Tell students that when they are summarizing a story to somebody, they usually do not have the book available to look through as they are talking. Explain that you want them to write and draw their own summary of Cloudy With a Chance of Meatballs so that they can summarize the story to you and to their family members at home.
Create a title page with the story's name and then create blank pages with these sentence frames on top:
The main characters are ________.
The setting of the story is: ________.
The problem in the story is _________.
The first funny event that happened is ______.
The second funny event that happened is ________.
The third funny event that happened is ________.
The story ended when _______.
Copy the book pages and distribute them to the class. Show students how to put their "books" in order and then staple them. (If appropriate, students should number the pages at the bottom.) Have students draw a fun picture on the title page and on each page to tell about the sentence frame. Advanced students may be able to fill in some words, but if they can't, tell students that a family member can write the information when students are summarizing Cloudy With a Chance of Meatballs for them. Help children read the sentence frames and remind them that they should draw just one main picture that tells about the sentence frame. Their "book summary" should be shorter than the actual story and should only include the most important details.
To assess whether students have learned how to summarize an entire story, ask each student to use his or her book to give you a summary of Cloudy With a Chance of Meatballs. Check that they only tell you the most important parts of the story. To further assess students' understanding of how to summarize, you could have them work on a story map for a story that you had already read aloud in class and then ask them to use their story map to summarize the story for you. Be sure to assess the class's summary of Cloudy With a Chance of Meatballs before you assess their independent understanding of summarizing. Encourage students to bring home their summary books so that they can summarize this funny story to people in their family—what fun table talk!
Reflection and Planning
Determine which students understand how to summarize a story.
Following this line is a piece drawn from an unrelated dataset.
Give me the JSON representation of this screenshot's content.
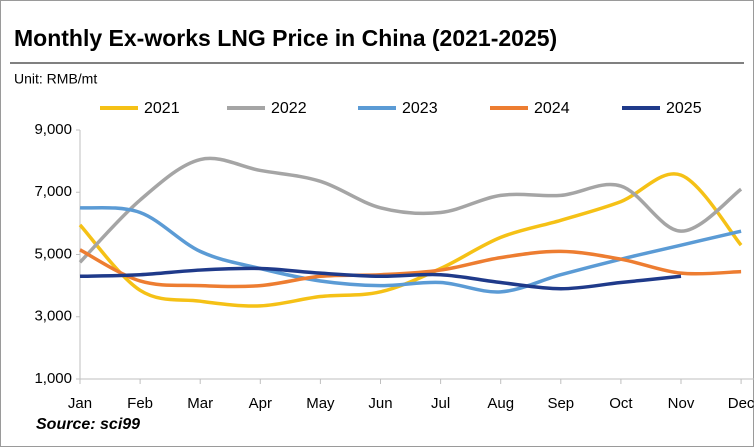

For students who need more help, use this lesson plan using stories that students already know well. If additional support is needed, use the previous summarizing lesson plans, and use different books. Encourage students to make "summary books" of stories that you read aloud to them throughout the year and have them share their summaries with other classes to encourage other students to read the same wonderful books your students are reading in class.